Hampton P. Wansley writing in the Wall Street Journal, relates his recent experience shopping at Sears.
I visited a Sears store last week for a washer, dryer and microwave. The salesman couldn’t give details about specifications on the machines. A microwave was priced at $119; the salesman said that was wrong price and that it should be $148. I had a terrible conversation with the credit people from the home office. They tried to sell me disability insurance. I said I didn’t need it as I hadn’t purchased anything. Finally, I ended up buying a Sears long-distance phone card and paid cash. After ringing up the sale, they said card wasn’t good until 24 hours had transpired. What a horrible shopping experience. It took over two hours. Sears lost $960 in sales. I went to Home Depot the same day and bought a washer, dryer and microwave for the new home. The transaction took 35 minutes and all the goods were delivered the next day. Mr. Lampert: you’ve got a very serious problem.

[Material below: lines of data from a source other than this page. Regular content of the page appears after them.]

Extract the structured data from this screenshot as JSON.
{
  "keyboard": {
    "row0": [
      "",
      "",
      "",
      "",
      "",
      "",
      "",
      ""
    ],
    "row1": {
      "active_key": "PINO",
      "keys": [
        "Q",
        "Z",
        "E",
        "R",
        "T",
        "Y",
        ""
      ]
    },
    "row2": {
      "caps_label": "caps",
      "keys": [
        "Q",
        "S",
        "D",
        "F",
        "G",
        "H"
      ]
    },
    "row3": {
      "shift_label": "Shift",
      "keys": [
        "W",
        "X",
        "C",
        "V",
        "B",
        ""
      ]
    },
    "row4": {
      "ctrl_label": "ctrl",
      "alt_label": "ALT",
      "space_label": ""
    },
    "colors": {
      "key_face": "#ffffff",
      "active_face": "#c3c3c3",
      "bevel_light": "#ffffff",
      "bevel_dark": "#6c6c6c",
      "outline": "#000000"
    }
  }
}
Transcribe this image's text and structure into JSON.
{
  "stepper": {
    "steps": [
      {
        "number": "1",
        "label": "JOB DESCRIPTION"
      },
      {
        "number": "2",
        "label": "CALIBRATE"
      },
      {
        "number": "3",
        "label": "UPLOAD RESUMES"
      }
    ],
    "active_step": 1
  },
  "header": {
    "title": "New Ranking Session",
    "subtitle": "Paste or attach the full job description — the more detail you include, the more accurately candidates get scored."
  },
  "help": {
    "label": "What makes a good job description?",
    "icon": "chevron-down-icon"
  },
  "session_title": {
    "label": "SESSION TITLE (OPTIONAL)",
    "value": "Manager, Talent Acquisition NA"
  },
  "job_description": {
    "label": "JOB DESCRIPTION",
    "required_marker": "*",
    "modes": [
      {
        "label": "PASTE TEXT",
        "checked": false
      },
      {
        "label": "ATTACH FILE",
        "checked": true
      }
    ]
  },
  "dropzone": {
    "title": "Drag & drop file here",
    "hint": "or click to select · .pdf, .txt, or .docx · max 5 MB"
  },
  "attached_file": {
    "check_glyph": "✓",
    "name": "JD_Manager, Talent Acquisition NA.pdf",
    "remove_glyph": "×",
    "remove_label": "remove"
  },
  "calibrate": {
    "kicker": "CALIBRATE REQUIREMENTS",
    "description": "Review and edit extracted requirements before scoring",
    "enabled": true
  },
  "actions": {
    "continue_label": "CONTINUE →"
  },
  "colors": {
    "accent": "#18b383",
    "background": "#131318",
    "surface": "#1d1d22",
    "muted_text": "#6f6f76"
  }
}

Edward Cody surveys US policy in the Western Pacific:
The rise of China as a regional force has shaken assumptions that had governed this vast region since the end of World War II, including that of uncontested U.S. naval and air power from California to the Chinese coast. With those days soon to end, senior officers said, the U.S. military in Asia is retooling to reflect new war-making technology, better prepare for military crises and counter any future threat from the emergent Chinese navy and air force.
As the water wars arrive in Wisconsin, it’s useful to take a look at what has happened in other parts of the United States. Juliana Barbassa does just that in California’s Ansel Adams Wilderness Area:
It begins as fresh snowmelt, streaming from Mount Ritter’s gray granite faces into Thousand Island Lake, a bouldered mirror. The clear blue water spills out through a narrow canyon, and the San Joaquin River is born.
When conservationist and mountaineer John Muir first explored these upper reaches, the narrow gorge barely contained the power of the living river, which carried the continent’s southernmost salmon run, sustained Indian tribes and set the rhythm of life in the valley below with floods and droughts.
“Certainly this Joaquin Canyon is the most remarkable in many ways of all I have entered,” Muir wrote in 1873.